Once the bees are in cluster they will no longer be visiting liquid feeders; either top or entrance type.  Of course each fall day as the outside air temperatures rise the bees may break cluster and begin using liquid feeders.  However, the bees will not drink from liquid feed that is too cold.

I noticed that this morning the temperature had dropped to 44 degrees.  I am sure the temperatures will warm back up again since it is only late September, but this is a warning that the effectiveness of liquid feeders is drawing to a close.  So don't delay if you are planning to liquid feed; the window of opportunity is rapidly closing.

Candy boards are usually installed in early November when the bees are already in cluster.  Otherwise, the bees would deplete this resource before winter arrives.  In winter the bee cluster tends to rise vertically until they reach the top of the hive.  If they have a warm winter day they may displace sideways.  If the temperature is too low the tight cluster will not move.  This is the time that the candy board is effective.  When the cluster reaches the top of the hive it will naturally bump into the candy board and its food reserve.  If that warm day does not arrive and allow the cluster to displace sideways then the candy board saves the day.
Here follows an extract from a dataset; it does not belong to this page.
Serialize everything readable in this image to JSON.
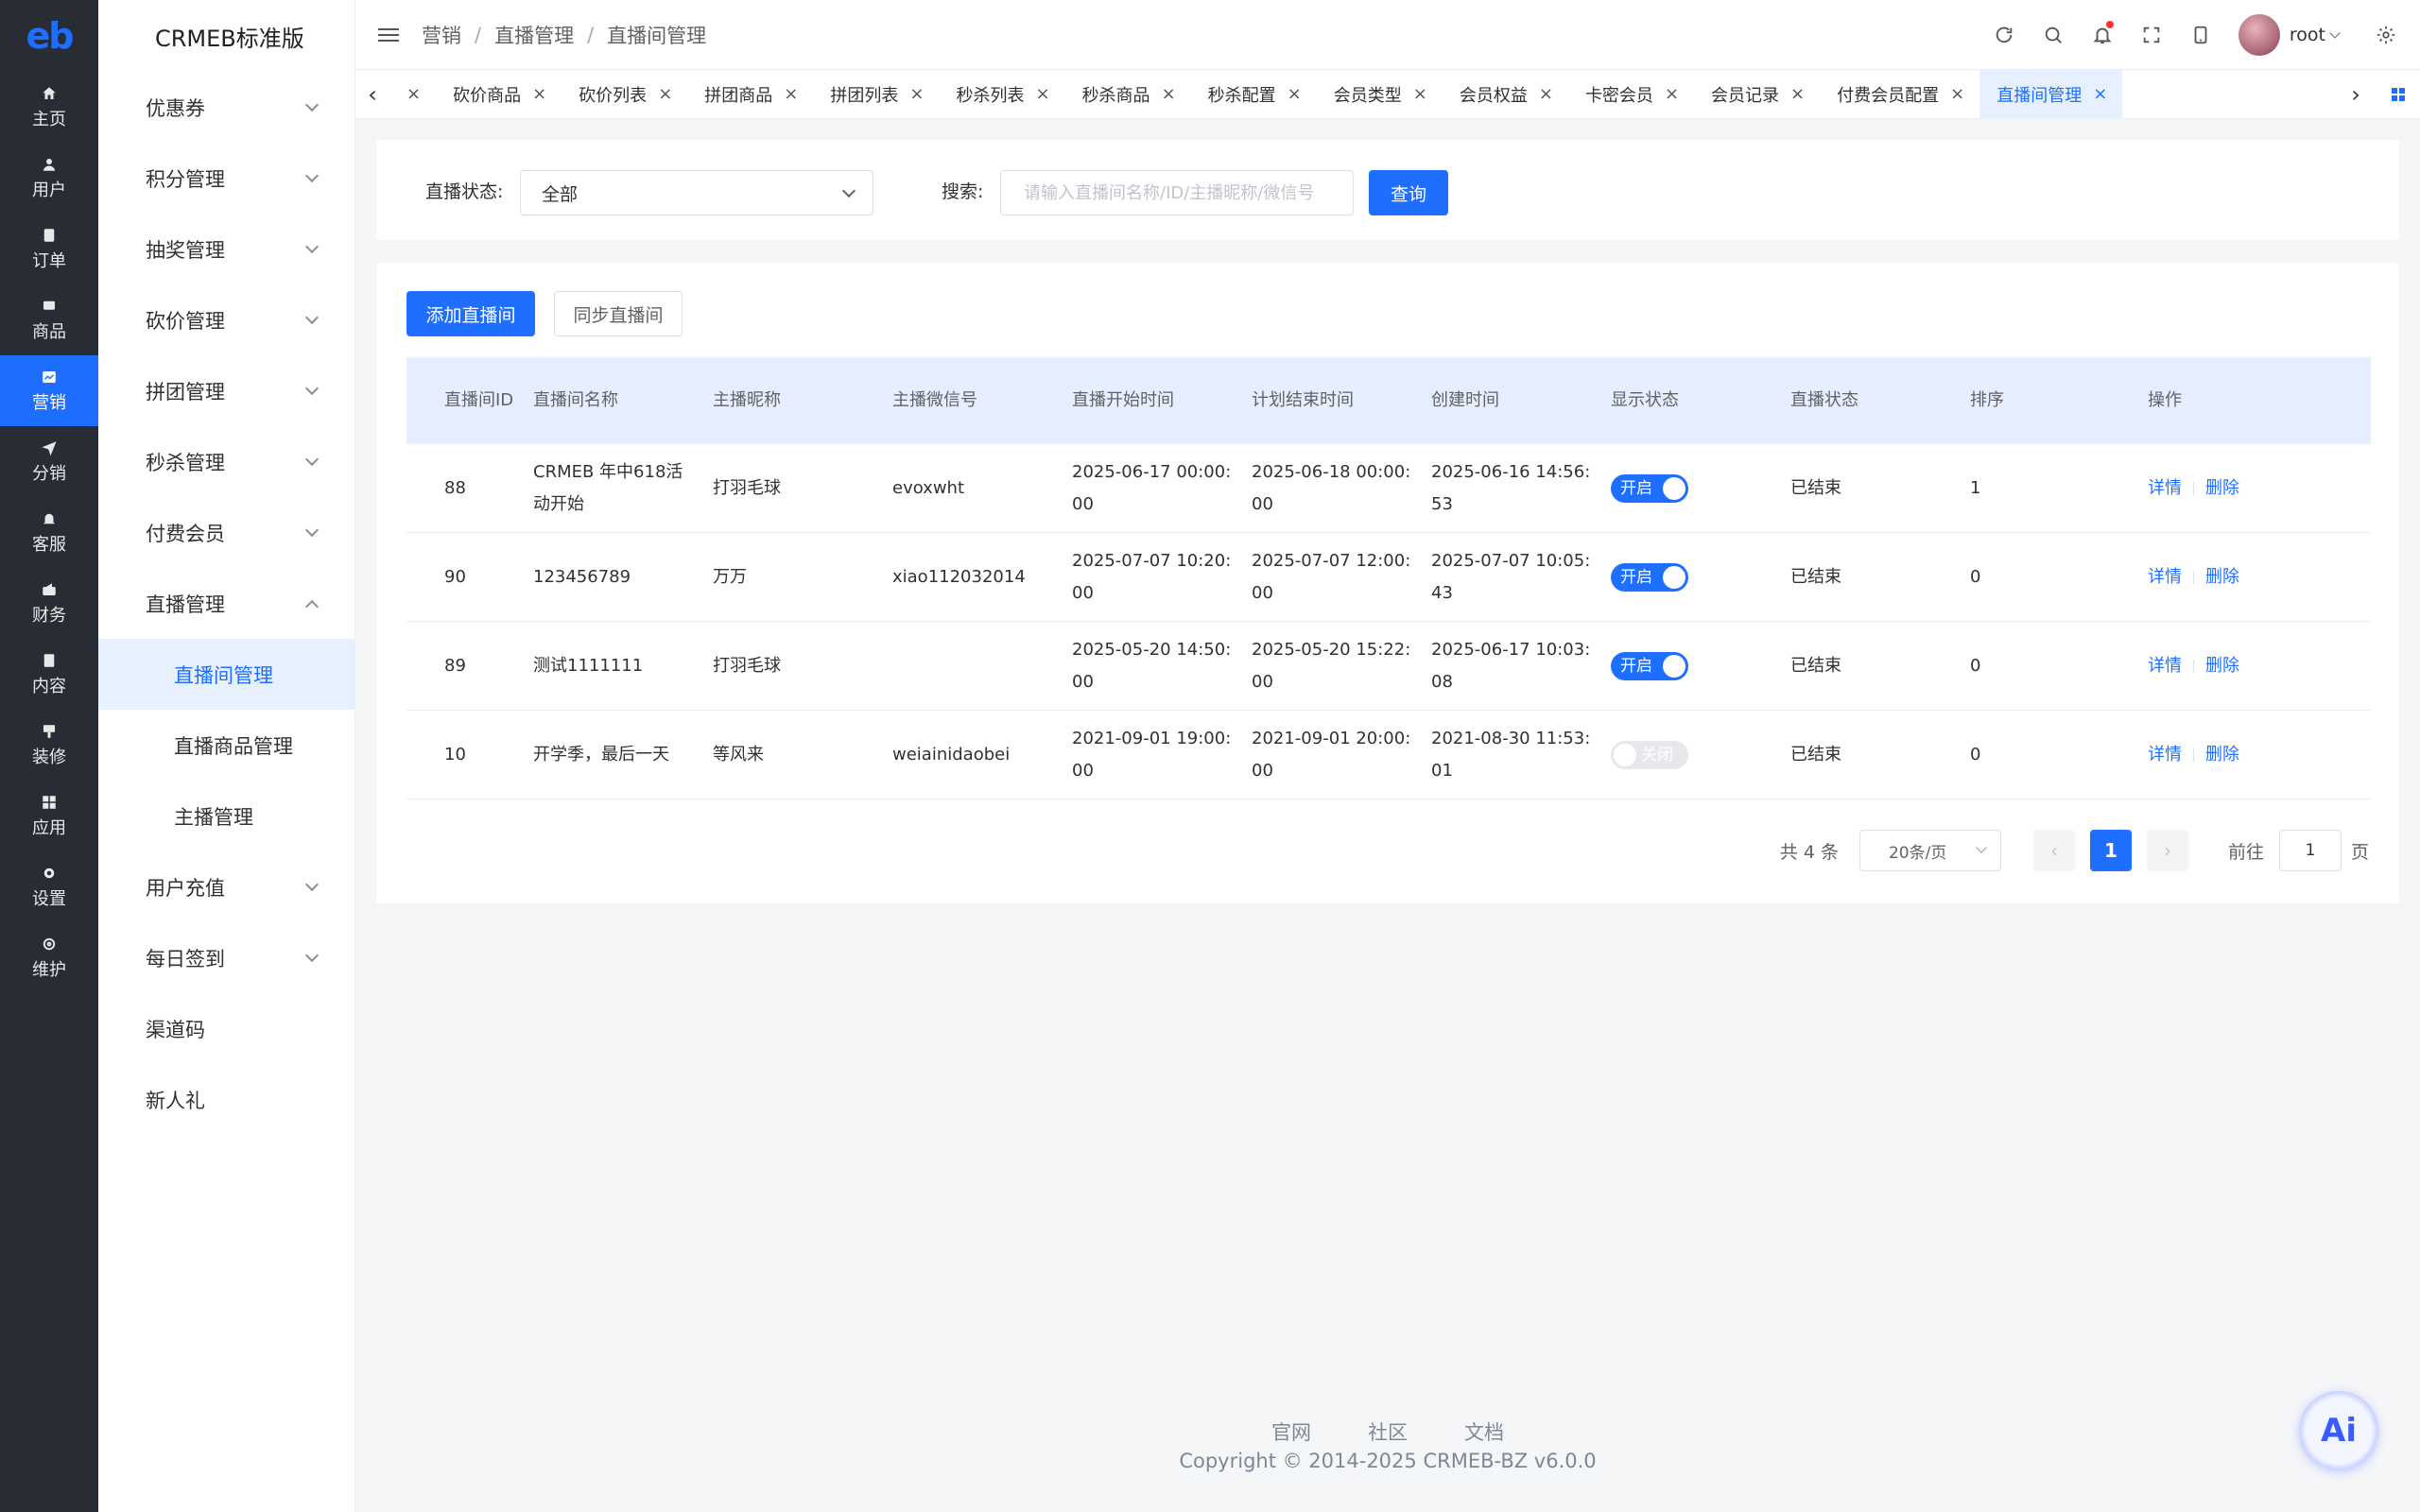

As an alternative to a candy board some beekeepers add a third brood box.  They take the four outside frames of honey from the bottom brood box.  The bees rarely utilize this honey since it is the habit of the cluster to rise vertically.  These four frames are placed in the added third brood box.  The recommended configuration is to place two empty, but drawn, frames in the center  of the box surrounded by the four honey filled frames; two on each side of the empty frames.  The empty frames are intended to provide room for the cluster.

Tuesday, September 20, 2016

Monday, September 19, 2016


Here is a summary of a newly published study of bees and pesticIdes/fungicides/herbicides.  It does a lot to correlate these compounds and combinations of these compounds with colony die-off and queen death problems.  Surprisingly, there was no correlation found with neonictinoids.


Sunday, September 18, 2016


A club meeting is scheduled for this Saturday, September 24th at 9:30am in the Ripon Public Library basement.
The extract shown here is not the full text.